The discovery began by screening a ~28,000-strong compound library belonging to Pfizer that was formed based on affinity data from previous MC4R work (J. Med. Chem. 2010, 53, 8, 3183–3197), the library was screened using a functional MC4R inverse agonist assay. After observing time-dependent increases in potency for certain batches of a hit compound, it was revealed that a moderately potent compound was rearranging upon storage to an inverse agonist of MC4R with a single digit nanomolar potency, providing a novel scaffold that was progressed into lead optimisation.

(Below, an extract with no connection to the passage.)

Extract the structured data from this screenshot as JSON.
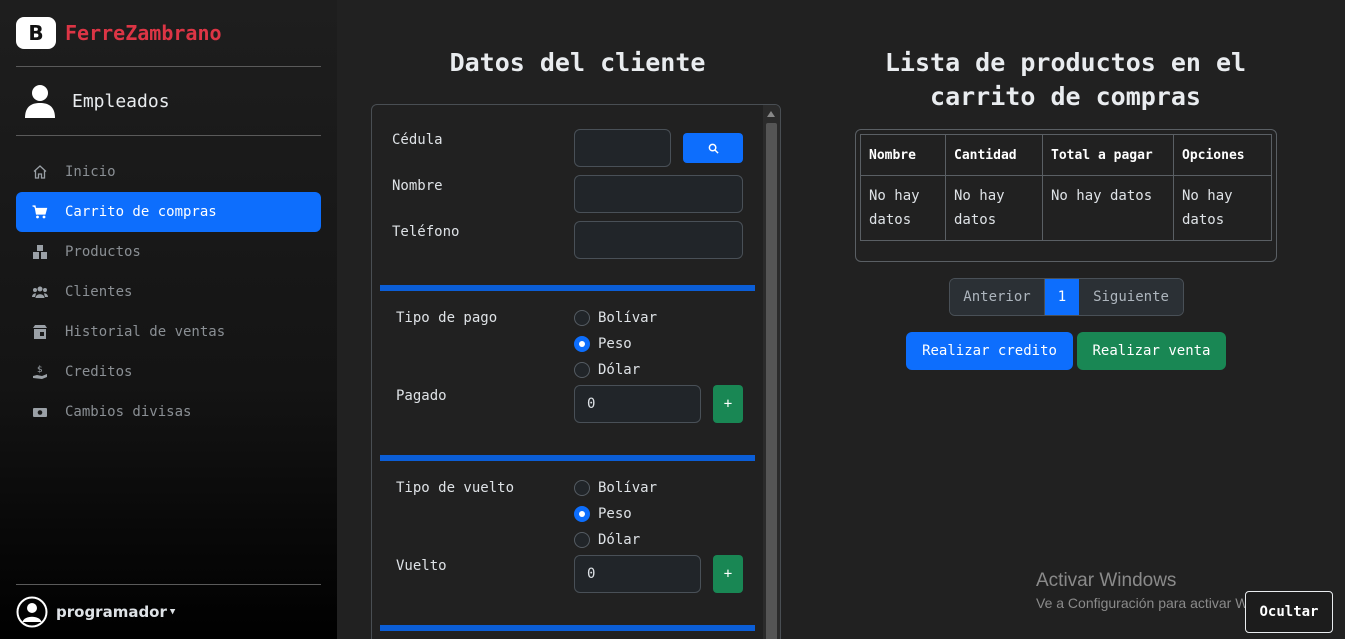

Navigation of liabilities, such as hERG inhibition and time-dependent inhibition of CYP450, was achieved by core swapping – after which, potency was re-optimised by some excellent 3D rational design work. This work involved the analysis of data from: publicly accessible crystal structures, solution-phase NMR spectroscopy and free energy calculations, culminating in the discovery of the conformationally-restricted spirocycle PF-07258669 that displayed a dose-dependent food intake and body weight increase in an aged rat anorexia model. The candidate is currently undergoing phase I clinical trials.
Michelle R. Garnsey*, Jana Polivkova* et. al.